Pese a bajar la cadencia del montaje el ritmo de ventas acelera y llegará a 20 en 2018

Volviendo a los programas, Alonso despejó pocas incertidumbres respecto al futuro de los que afectan a las plantas andaluzas. Pese a los pedidos para el C295 anunciados este año -dos de Kazajistán, cinco de Emiratos Árabes y 12 del grupo Stellwagen, una firma de alquiler de aviones- Alonso no garantizó un aumento de la cadencia, después de que fuera reducida de 16 aviones en 2016 a 10 en 2017 y se vayan a mantener esos diez en 2018. Afirmó que pese a conseguir el 100% de los contratos este año para los modelos de sus características, "el mercado es muy pequeño". De hecho, este mismo ejercicio se han quedado tres unidades por vender.
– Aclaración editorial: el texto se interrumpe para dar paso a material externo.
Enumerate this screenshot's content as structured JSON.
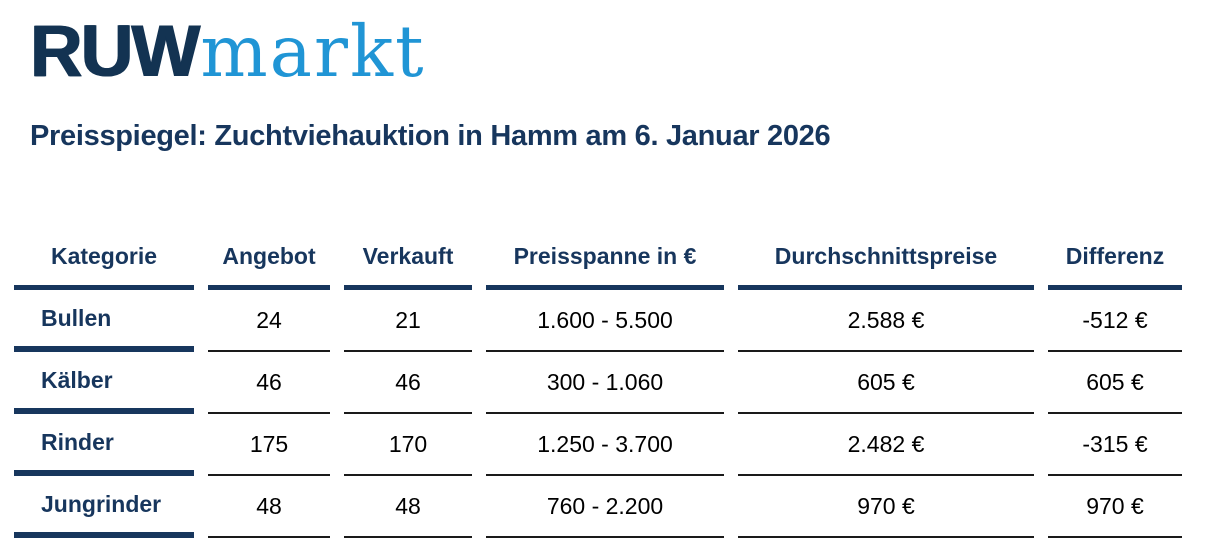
{
  "logo": {
    "part_bold": "RUW",
    "part_light": "markt"
  },
  "title": "Preisspiegel: Zuchtviehauktion in Hamm am 6. Januar 2026",
  "colors": {
    "navy": "#17365d",
    "logo_navy": "#133352",
    "logo_blue": "#2095d5",
    "data_line": "#1a1a1a"
  },
  "table": {
    "columns": [
      "Kategorie",
      "Angebot",
      "Verkauft",
      "Preisspanne in €",
      "Durchschnittspreise",
      "Differenz"
    ],
    "rows": [
      {
        "kategorie": "Bullen",
        "angebot": "24",
        "verkauft": "21",
        "preisspanne": "1.600 - 5.500",
        "durchschnittspreis": "2.588 €",
        "differenz": "-512 €"
      },
      {
        "kategorie": "Kälber",
        "angebot": "46",
        "verkauft": "46",
        "preisspanne": "300 - 1.060",
        "durchschnittspreis": "605 €",
        "differenz": "605 €"
      },
      {
        "kategorie": "Rinder",
        "angebot": "175",
        "verkauft": "170",
        "preisspanne": "1.250 - 3.700",
        "durchschnittspreis": "2.482 €",
        "differenz": "-315 €"
      },
      {
        "kategorie": "Jungrinder",
        "angebot": "48",
        "verkauft": "48",
        "preisspanne": "760 - 2.200",
        "durchschnittspreis": "970 €",
        "differenz": "970 €"
      }
    ]
  },
  "chart_data": {
    "type": "table",
    "title": "Preisspiegel: Zuchtviehauktion in Hamm am 6. Januar 2026",
    "columns": [
      "Kategorie",
      "Angebot",
      "Verkauft",
      "Preisspanne in €",
      "Durchschnittspreise",
      "Differenz"
    ],
    "rows": [
      [
        "Bullen",
        24,
        21,
        "1.600 - 5.500",
        "2.588 €",
        "-512 €"
      ],
      [
        "Kälber",
        46,
        46,
        "300 - 1.060",
        "605 €",
        "605 €"
      ],
      [
        "Rinder",
        175,
        170,
        "1.250 - 3.700",
        "2.482 €",
        "-315 €"
      ],
      [
        "Jungrinder",
        48,
        48,
        "760 - 2.200",
        "970 €",
        "970 €"
      ]
    ]
  }
}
La gran esperanza para es C295 es que finalmente La India "abra el sobre" y seleccione a Airbus como contratista de más de 40 aviones C295. La parsimonia de este país para iniciar el proceso está dilatando en el tiempo lo que sería un balón de oxígeno importante para las plantas andaluzas. "Confío en que la decisión se tome a principios de 2018, pero no pondría la mano a cortar", aseguró Alonso, quien implícitamente fió a este contrato el futuro inmediato del C295.

Alonso anticipa el posible final del A380: "Si no hay pedidos a lo mejor hay que parar"

Otros dos programas llevan evoluciones divergentes. Por un lado, los A320neo y A321neo y en general los modelos de pasillo único están de moda -con el histórico pedido 430 unidades por 42.000 millones por parte de Indigo Partners y otros recientes- y eso beneficia sobre todo a las factorías de Cádiz. Pero la carga de trabajo va a variar mucho -sobre todo para el CBC de El Puerto de Santa María- dependiendo del motor que se elija. Airbus no ha tomado aún ninguna decisión -lo hará en un mes- pero si opta por la multinacional francesa Safran Cádiz saldrá beneficiada y si elige Pratt&Whitney no.

El futuro del A380, sin embargo, está bastante en el aire. "Dependerá de un posible contrato adicional con la aerolínea Emirates", afirmó Alonso, que reconoció que ahora mismo la cadencia de producción es lenta, de ocho unidades al año. "Si no, habrá que tomar decisiones. A lo mejor hay que parar", afirmó Alonso. El año que viene se entregarán doce y en el 2019, 8.